L'épidémie de coronavirus (Covid 19) a amené le Président de la République a restreindre la liberté d'aller et de venir dans l'espace public, de sorte que seuls les déplcaments indispensables pour l'individu (soins, achat de première nécessité, activité physique à ^proximité du domicile…) ou pour la collectivité (notamment les déplacements professionnels ne pouvant être différés) sont autorisés, sous réserve de pouvoir en justifier. Ce confinement a pour but de limiter la propagation de la pandémie afin que les services de soins ne soient pas saturés.
Le confinement « de fait » dans les établissements de l'administration pénitentiaire doit être géré de façon différenciée de façon a éviter une hécatombe.
Le Garde des Sceaux a indiqué que 10.000 masques seraient prochainement distribués en prison.
Il ne s'agit pas de « favoriser » les détenus par rapport à d'autres groupes dans la population, notamment les soignants, mais de prendre en compte la situation juridique des détenus.
Par ailleurs, Adeline HAZAN, Contrôleuse Générale des Lieux de Privation de Liberté recommandait de limiter la population carcérale à sa capacité d'accueil réelle.
Certains internautes ont cru devoir remettre en cause ces positions sur des arguments qui traduisent leur ignorance du monde carcéral.
Au 1er octobre, la France comptait 78.818 détenus, pour une « capacité opérationnelle » de 61.065 places (source : statistique du Ministère de la Justice). Au delà de ces chiffres bruts, qui ne permettent pas saisir la réalité de la surpopulation carcérale, la densité sur les seules maisons d'arrêt (lesquelles ont vocation a accueillir les détenus condamnés à des courtes peines d'emprisonnement ou les prévenus, au nombre d'environ 20.000, qui sont en attente de jugement) s'élève à 138 %.
Plus encore, sur les 266 établissements ou quartiers, 48 ont une densité supérieures à 150% et pour 7 d'entre eux, la densité dépasse les 200 %.

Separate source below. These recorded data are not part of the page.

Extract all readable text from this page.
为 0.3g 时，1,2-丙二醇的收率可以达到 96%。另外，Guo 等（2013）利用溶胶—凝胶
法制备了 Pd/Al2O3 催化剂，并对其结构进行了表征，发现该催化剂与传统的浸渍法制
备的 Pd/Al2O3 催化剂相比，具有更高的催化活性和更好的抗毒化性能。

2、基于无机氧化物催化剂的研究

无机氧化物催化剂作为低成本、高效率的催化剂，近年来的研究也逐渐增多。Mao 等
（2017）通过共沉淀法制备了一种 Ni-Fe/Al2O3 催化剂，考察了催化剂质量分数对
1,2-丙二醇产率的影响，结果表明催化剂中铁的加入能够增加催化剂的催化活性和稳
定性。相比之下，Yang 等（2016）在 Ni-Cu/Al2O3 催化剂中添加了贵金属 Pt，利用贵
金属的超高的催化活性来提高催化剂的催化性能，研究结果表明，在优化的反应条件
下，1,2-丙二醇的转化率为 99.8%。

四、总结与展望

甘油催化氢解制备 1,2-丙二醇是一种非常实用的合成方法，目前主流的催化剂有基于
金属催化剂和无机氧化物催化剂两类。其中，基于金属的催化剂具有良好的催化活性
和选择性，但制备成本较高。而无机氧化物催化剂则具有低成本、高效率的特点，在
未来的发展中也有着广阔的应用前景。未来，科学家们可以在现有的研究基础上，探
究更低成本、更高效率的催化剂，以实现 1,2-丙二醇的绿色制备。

Cette surpopulation structurelle, qui repose non sur un investissement immobilier insuffisant, mais sur une politique pénale coûteuse fondée sur le « tout carcéral » alors que les moyens accordés aux aménagements sont notoirement insuffisant, rend le confinement sanitaire illusoire.
Il n'est pas exact de considérer que les recommandations de Mme HAZAN visent à remettre en liberté des criminels récidivistes dangereux pour la collectivité. C'est occulter le fait que chaque année, environ 90.000 peines d'emprisonnement ferme de 06 mois ou moins sont prononcées par les juridictions répressives. Parmi ces condamnations, 25 % concernent des délinquants de la route.
Chaque jour, de nombreux détenus sont « en fin de peine » et sortent de détention alors même que, compte tenu de leurs conditions d'incarcération les conduisant à une promiscuité absolue, il existe une probabilité importante qu'ils aient contracté le virus et diffuse à leur entourage familial.
De même, il n'est pas sérieux de considérer que, parce qu'il s'agit du milieu carcéral, les individus doivent nécessairement bénéficier d'une protection moindre.
D'une part, parce que la peine d'emprisonnement n'emporte que la perte temporaire de la liberté d'aller et de venir. Il ne saurait avoir pour corollaire une perte d'accès aux soins autre que celle inhérente aux limites objectives du système de santé en détention.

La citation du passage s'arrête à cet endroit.